T&B <list.sql-s/[EMAIL PROTECTED]> wrote:
I shouldn't have complicated my question by using the word "round".
It's not the rounding that I'm trying to do. The input values are
already rounded to two decimal places (cents of the dollar).

Realize that floating point numbers are stored by computers in binary, not in decimal. 141.7 cannot be exactly represented in binary (just like 1/3 cannot be exactly represented in decimal). So instead, a nearest representable number is stored, and this number happens to be slightly less than 141.7 - say 141.69999999998. Hence your rounding problems.

For this reason, it is unwise to manipulate monetary values as floating point numbers. It is much better to keep them as integers expressed in pennies, or even finer-grained (many financial calculations are required to be accurate to 0.0001 of a dollar, so it is common to scale by a factor of 10000).

I am
trying to output fixed decimal places. So 141.7 should output as
141.70, and 23 should output as 23.00 etc.

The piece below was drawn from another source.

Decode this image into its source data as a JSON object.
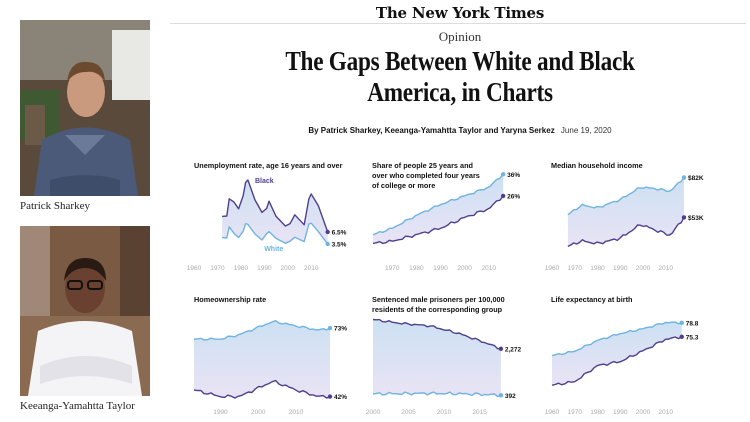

Do it in your application, after retrieving the raw values from SQL database. SQL is ill-suited for string formatting.

I think I actually found a fix to the apparent bug in cast

There is no bug in CAST, just your misunderstanding of how it works.

select cast( round(141.70 * 100, 0) as integer)

gives the correct: 14170

Now the question is, does this fix the problem, or only for some
numbers?

This would work for all but very large numbers - those approaching or greater than 10^13 or so. For such large numbers, there are not enough bits in the double's mantissa to keep absolute error below 0.01.